Sometimes when the communication is local signaling, cells just have molecules stuck on their surfaces that connect to each other, or they have tunnels between them through which signaling molecules can move. Mostly, the cell makes the signaling chemical, then lets these chemicals out to diffuse through the fluid outside the cell to other cells nearby. Cells far away from each other send their chemicals (hormones) through the blood stream to cells in other parts of the body, or even to other bodies. Either way, the receiving cell gets a signal molecule from the sending cell.

Cell membranes are made of lipid molecules. Cells have proteins embedded in their membranes. These proteins do a lot of different things, but one of the things that they do is receive chemical signal molecules. They're called receptor proteins. The signal molecules fit right inside them like keys into locks or pieces into puzzles.

After the receptor proteins get the signal molecules, they're usually changed. Proteins are just long strings of amino acids folded up, so when something else fits into them, they change shape. When they change shape, they affect other molecules inside the cell, and that's called transduction. At the end of a chain of changing molecules, some molecule affects what the cell does, making a response. The whole process looks like this:

signal molecule --> receptor protein --> signal transduction pathway --> some sort of cellular response

There are different types of receptors. One kind is a G-protein-linked receptor, which changes so that another protein nearby, a G protein (it's called that because it has a molecule called GDP on it). GTP (which has three phosphates instead of two) replaces GDP, so that the G protein, which now has more energy, activates another enzyme. Another kind of receptor is a tyrosine-kinase receptor, which has two sides that come together when activated and energize other proteins nearby. One other kind of receptor is a ligand-gated ion-channel receptor, which is like a closed tunnel that opens when a signal molecule binds to it, letting ions from outside the cell go into the cell to make changes.

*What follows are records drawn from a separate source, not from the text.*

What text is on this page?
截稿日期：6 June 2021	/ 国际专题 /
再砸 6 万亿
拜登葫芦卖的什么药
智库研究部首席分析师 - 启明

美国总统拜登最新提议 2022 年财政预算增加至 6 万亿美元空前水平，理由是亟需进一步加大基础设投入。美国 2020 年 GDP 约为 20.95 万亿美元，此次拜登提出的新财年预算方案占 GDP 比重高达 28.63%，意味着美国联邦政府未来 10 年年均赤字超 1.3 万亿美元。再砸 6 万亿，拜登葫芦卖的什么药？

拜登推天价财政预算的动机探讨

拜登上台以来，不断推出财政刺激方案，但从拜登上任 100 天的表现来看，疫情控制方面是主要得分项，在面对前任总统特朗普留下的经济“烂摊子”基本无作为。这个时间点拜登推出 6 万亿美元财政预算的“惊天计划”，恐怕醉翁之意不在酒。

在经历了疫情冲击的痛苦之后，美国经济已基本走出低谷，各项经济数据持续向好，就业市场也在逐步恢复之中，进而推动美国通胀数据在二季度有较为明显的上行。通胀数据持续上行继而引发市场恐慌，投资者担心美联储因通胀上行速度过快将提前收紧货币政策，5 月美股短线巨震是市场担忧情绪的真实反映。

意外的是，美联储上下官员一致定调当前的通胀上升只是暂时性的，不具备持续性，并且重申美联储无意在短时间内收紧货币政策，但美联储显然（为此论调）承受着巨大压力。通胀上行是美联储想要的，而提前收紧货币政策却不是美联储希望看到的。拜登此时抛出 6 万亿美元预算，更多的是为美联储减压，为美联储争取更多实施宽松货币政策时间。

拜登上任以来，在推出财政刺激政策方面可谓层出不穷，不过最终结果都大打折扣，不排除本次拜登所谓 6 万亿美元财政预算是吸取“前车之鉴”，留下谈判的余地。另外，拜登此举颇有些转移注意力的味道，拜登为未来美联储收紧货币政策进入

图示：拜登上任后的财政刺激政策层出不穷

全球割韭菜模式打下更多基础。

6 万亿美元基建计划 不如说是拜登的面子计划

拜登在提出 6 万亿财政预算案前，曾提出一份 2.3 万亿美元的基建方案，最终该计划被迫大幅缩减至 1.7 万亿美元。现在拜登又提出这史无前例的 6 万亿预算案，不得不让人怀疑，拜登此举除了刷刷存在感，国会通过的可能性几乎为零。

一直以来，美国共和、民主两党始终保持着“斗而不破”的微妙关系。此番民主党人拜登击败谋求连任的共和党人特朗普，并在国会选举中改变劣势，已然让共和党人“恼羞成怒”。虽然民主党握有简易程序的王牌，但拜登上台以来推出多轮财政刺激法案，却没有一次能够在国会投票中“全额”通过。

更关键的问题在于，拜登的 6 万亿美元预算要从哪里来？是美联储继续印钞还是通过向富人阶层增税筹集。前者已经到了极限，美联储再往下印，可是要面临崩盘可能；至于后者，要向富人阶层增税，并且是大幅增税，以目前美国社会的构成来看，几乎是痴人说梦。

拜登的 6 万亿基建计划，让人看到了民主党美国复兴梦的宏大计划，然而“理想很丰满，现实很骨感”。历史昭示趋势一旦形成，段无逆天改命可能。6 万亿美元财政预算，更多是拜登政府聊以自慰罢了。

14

In the second part, the signal transduction pathway, sometimes a lot of different proteins make one long chain that passes along the message. Sometimes what happens is that when each protein is energized (by having ADP changed to ATP-P stands for phosphate in this and GTP; phosphates are what carries all this energy in cells) it energizes the next protein. Another kind of signal transduction pathway. ATP is turned into cAMP, which takes the message to wherever the response needs to be. Calcium and inositol triphosphates (just another molecule) also do this a lot. These molecules are called second messengers because they relay the message to their destinations.

Finally, there is some kind of response to the message. A cell might change its shape (the cellular skeleton does this), move, make new proteins, or change some part of its metabolism or cycle (such as entering into the next part of its mitotic or meiotic-cell multiplication-cycle). The cell responds, just as a person responds when he receives a communication from another person. And then all the cells are happy because they're all communicating and getting along and doing what they need to do.